Figurarsi dopo il successo del circuito Atp al Queen's: «Ho vinto con un’anca di metallo, è una cosa davvero mentale, di nervi», ha commentato felice, 157 giorni dopo l’operazione, cancellando le lacrime con le quali aveva chiuso l’esperienza agli Australian Open e la sconfitta contro Bautista Agut con la quale temeva di aver chiuso anche la carriera.

Con 45 titoli di singolare, l’ultimo a Dubai nel febbraio 2017. Anche se formalmente è cauto, chi lo conosce bene sa che Murray è eccitatissimo dalla nuova sfida: «Se le cose non andranno bene in singolare, considererò una carriera solo da doppista, vediamo che succede dopo Wimbledon. Potrei continuare ad allenarmi e poi magari provare a giocare in singolare a New York, oppure prendermi un lungo break per preparami al meglio. Comunque vada, la cosa più importante è che non ho dolori».

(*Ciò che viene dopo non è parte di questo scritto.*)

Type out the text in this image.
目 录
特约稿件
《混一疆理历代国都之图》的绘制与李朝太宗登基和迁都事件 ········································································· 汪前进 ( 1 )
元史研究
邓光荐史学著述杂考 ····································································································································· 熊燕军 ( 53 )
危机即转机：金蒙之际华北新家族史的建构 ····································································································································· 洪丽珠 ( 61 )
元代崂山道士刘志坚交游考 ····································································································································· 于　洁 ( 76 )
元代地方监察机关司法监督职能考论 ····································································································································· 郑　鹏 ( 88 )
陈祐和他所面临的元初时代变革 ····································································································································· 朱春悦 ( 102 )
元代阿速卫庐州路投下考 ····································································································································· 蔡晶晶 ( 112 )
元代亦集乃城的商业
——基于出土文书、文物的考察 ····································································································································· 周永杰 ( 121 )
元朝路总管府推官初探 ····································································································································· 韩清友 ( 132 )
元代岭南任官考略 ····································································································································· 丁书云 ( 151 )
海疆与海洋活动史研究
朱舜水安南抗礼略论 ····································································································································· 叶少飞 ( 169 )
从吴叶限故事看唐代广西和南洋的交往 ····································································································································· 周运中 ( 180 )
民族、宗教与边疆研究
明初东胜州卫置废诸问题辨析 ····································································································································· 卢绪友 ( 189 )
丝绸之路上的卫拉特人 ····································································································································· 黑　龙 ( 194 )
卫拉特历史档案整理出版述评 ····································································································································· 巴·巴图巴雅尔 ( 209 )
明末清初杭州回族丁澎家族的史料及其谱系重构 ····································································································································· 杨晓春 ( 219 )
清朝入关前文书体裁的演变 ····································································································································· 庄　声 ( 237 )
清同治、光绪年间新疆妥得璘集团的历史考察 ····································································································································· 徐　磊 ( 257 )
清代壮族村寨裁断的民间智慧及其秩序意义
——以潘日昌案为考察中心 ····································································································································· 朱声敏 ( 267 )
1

«Temevo - ha detto Murray - che, sotto sforzo, l’anca mi facesse male e invece non ho sentito niente di strano e di brutto». A questo puynto un pensiero è inevitabile: povera (eterna) Next Gen già bistrattata dai vari Federer, Nadal e Djokovic, se torna sul serio anche Murray gli spazi si ridurranno ancora di più e il cambio generazionale sarà rimandato a data da definirsi. Magari con una Next Next Gen.